Jaw-dropping footage emerged this week of a “thunderous” rockslide inside Yosemite National Park that temporarily closed down part of the natural beauty.
Boulders came tumbling down Monday from the 3,000-foot high El Capitan rock formation, park officials said. A section of rock broke off and fell to the base of the summit, causing a cloud of debris, according to footage.
No injuries were reported.
The area around Northside Drive of the park was closed for 24 hours as a precaution before park officials reopened it Tuesday.
Footage was captured by artist and sculptor Alex J. Wood, who told Storyful the noise from the fall was “thunderous.”
The rock fall lasted for about 20 seconds right near Horsetail Fall, which is known for its firefall that is best admired during the latter part of February, according to park officials.
The dramatic slide led to about 1,000 to 2,000 cubic yards – or about 100 to 200 dump trucks – of rock falling, Yosemite spokesperson Scott Gediman told the Mercury News Thursday.
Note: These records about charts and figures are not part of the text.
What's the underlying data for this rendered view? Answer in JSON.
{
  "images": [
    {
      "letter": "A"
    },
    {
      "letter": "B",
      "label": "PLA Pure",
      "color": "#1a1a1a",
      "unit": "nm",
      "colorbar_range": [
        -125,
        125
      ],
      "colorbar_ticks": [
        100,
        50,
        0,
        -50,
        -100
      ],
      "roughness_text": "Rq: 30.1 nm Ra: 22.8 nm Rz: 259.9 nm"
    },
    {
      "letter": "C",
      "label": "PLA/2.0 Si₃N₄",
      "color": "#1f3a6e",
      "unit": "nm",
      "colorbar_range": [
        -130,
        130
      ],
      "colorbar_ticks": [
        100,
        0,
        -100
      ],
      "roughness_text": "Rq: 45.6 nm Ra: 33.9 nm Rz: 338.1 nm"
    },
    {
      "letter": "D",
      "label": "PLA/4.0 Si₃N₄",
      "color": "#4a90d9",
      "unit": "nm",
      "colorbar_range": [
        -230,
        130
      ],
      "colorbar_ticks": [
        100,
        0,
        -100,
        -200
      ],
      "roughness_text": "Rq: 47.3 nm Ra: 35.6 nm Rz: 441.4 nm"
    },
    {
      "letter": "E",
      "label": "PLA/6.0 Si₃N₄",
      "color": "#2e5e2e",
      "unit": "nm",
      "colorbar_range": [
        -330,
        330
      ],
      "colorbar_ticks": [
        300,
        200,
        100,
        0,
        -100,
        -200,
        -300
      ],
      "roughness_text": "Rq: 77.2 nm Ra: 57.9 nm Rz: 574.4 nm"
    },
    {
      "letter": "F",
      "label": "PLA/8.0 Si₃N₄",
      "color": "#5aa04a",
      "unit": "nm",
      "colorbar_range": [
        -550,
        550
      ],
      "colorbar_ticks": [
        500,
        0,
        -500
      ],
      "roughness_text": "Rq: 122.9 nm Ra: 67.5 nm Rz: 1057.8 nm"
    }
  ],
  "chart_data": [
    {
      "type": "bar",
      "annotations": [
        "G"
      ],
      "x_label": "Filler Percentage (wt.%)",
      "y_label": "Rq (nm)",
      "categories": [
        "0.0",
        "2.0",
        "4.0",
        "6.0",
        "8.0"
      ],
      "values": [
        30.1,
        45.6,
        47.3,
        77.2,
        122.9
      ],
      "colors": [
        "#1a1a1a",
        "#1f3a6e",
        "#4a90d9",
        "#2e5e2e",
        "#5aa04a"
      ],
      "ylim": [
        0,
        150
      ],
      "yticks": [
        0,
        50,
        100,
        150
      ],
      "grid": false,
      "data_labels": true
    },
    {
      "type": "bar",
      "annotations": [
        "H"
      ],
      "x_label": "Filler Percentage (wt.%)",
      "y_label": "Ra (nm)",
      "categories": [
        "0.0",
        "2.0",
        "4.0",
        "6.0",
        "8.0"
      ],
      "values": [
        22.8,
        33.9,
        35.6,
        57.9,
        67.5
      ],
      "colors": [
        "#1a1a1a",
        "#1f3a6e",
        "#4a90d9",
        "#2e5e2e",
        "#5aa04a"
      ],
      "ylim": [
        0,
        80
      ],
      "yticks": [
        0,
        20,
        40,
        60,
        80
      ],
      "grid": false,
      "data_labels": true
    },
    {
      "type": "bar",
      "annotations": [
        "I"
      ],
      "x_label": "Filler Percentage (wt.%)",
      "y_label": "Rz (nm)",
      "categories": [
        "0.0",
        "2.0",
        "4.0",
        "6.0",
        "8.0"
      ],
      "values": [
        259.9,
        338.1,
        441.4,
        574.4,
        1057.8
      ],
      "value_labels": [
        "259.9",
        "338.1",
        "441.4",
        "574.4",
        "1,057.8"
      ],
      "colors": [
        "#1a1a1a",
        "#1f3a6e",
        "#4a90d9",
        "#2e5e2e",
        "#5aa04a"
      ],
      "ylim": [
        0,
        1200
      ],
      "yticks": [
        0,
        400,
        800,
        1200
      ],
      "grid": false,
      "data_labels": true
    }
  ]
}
“There are rock falls every day here,” Gediman told the newspaper. “It might be a few small rocks, or a significant one. Everyone in the valley heard this one.”
Monday’s extraordinary and harmless rock fall comes two months after a San Jose couple were killed when a rockslide struck less than a mile from the Yosemite’s Arch Rock Entrance along Highway 140 while they sat in their car, the Mercury News reported.